Theory
What follows is some of the theory behind hierarchical modeling in
computer graphics and some of the issues related to the camera and
perspective transforms used in the viewing system.
Hierarchical Modeling
Hierarchical Modeling is a way of representing complex objects as
hierarchical combinations of simple objects. A face, for example could
be represented as an oblong sphere with some simple objects "pasted" on
to represent eyes, ears, nose and mouth. Or a wheel could be represented
as a thin torus with a series of cylinders inside to represent the spokes,
for example. A more complicated object could then hierarchically include
several of these wheels with a box to represent a cart.
The basic premise of hierarchical modeling is thus to create a series of
simple objects and allow them to be manipulated and duplicated.
In this way, one creates complicated objects that take advantage not only
of the features of their sub-objects, but also of their hierarchical
properties.
Coordinate Spaces
In general, 3-dimensional coordinate spaces have an origin and 3 non-parallel
axes. Typically, however, these axes are taken to be orthogonal. When modeling
objects, it is convenient to place them in a world-coordinate system. In order
to view these objects, the notion of a camera is used - where
the camera itself has a location in world-coordinates (camera position,
C ), as well as a direction in which it points ( the N vector )
and an up vector ( U ) and a vector to denote increasing "x"
coordinates ( V ). In order to take objects and view them with the
camera, the Camera Transform is used to put the objects in to View
Coordinate Space.
Camera Transform
Another way of representing the camera position
is with two angles and a camera distance. Theta is the angle the
camera sits at in the XY plane, and Phi is angle the camera is "away"
from the Z axis.

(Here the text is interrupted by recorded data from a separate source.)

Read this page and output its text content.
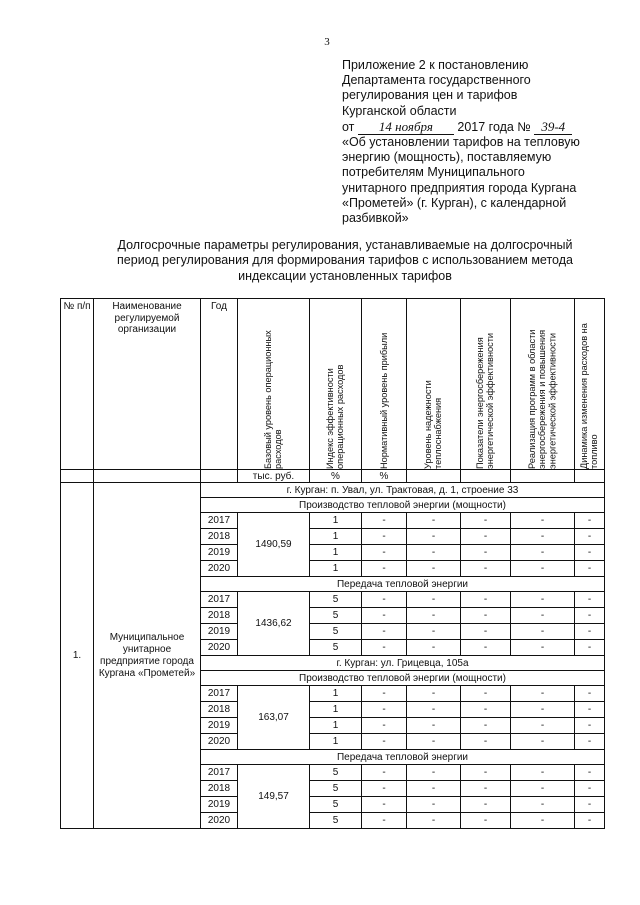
3
Приложение 2 к постановлению
Департамента государственного
регулирования цен и тарифов
Курганской области
от 14 ноября 2017 года № 39-4
«Об установлении тарифов на тепловую
энергию (мощность), поставляемую
потребителям Муниципального
унитарного предприятия города Кургана
«Прометей» (г. Курган), с календарной
разбивкой»
Долгосрочные параметры регулирования, устанавливаемые на долгосрочный
период регулирования для формирования тарифов с использованием метода
индексации установленных тарифов
№ п/п	Наименование регулируемой организации	Год	Базовый уровень операционных расходов	Индекс эффективности операционных расходов	Нормативный уровень прибыли	Уровень надежности теплоснабжения	Показатели энергосбережения энергетической эффективности	Реализация программ в области энергосбережения и повышения энергетической эффективности	Динамика изменения расходов на топливо

			тыс. руб.	%	%				
1.	Муниципальное унитарное предприятие города Кургана «Прометей»	г. Курган: п. Увал, ул. Трактовая, д. 1, строение 33							
		Производство тепловой энергии (мощности)							
		2017	1490,59	1	-	-	-	-	-
		2018		1	-	-	-	-	-
		2019		1	-	-	-	-	-
		2020		1	-	-	-	-	-
		Передача тепловой энергии							
		2017	1436,62	5	-	-	-	-	-
		2018		5	-	-	-	-	-
		2019		5	-	-	-	-	-
		2020		5	-	-	-	-	-
		г. Курган: ул. Грицевца, 105а							
		Производство тепловой энергии (мощности)							
		2017	163,07	1	-	-	-	-	-
		2018		1	-	-	-	-	-
		2019		1	-	-	-	-	-
		2020		1	-	-	-	-	-
		Передача тепловой энергии							
		2017	149,57	5	-	-	-	-	-
		2018		5	-	-	-	-	-
		2019		5	-	-	-	-	-
		2020		5	-	-	-	-	-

We shall call the camera distance to the world-coordinate
origin U. The transformation from world coordinate to view coordiante
space is carried out using the Tview matrix.
The TView matrix can be derived through a sequential application of the
following transformations (the first three of which are essentially one step):
- A Translation of -U*Cos(Theta)*Sin(Phi) in X
- A Translation of -U*Sin(Theta)*Sin(Phi) in Y
- A Translation of -U*Cos(Phi) in Z
- A Rotation about the Z axis of 90-Theta
- A Rotaion about the X axis of Phi-180
- An optional flipping of x coordinates depending on
whether you want everything left or right-handed.
Perspective Transform
The perspective transform takes points and compresses the Z coordinates
to turn them from View coordinates to Screen coordinates. In essence,
objects that are far away from the camera appear smaller in the screen than
objects that are closer. In its most basic form, the perspective
transform divides the last column of the transformation matrix by d, the
distance from the camera to the viewing screen. This means
setting the homogeneous coordinate factor to 1/d resulting in dividing
the x and y coordinates by z which gives the desired scaling effect.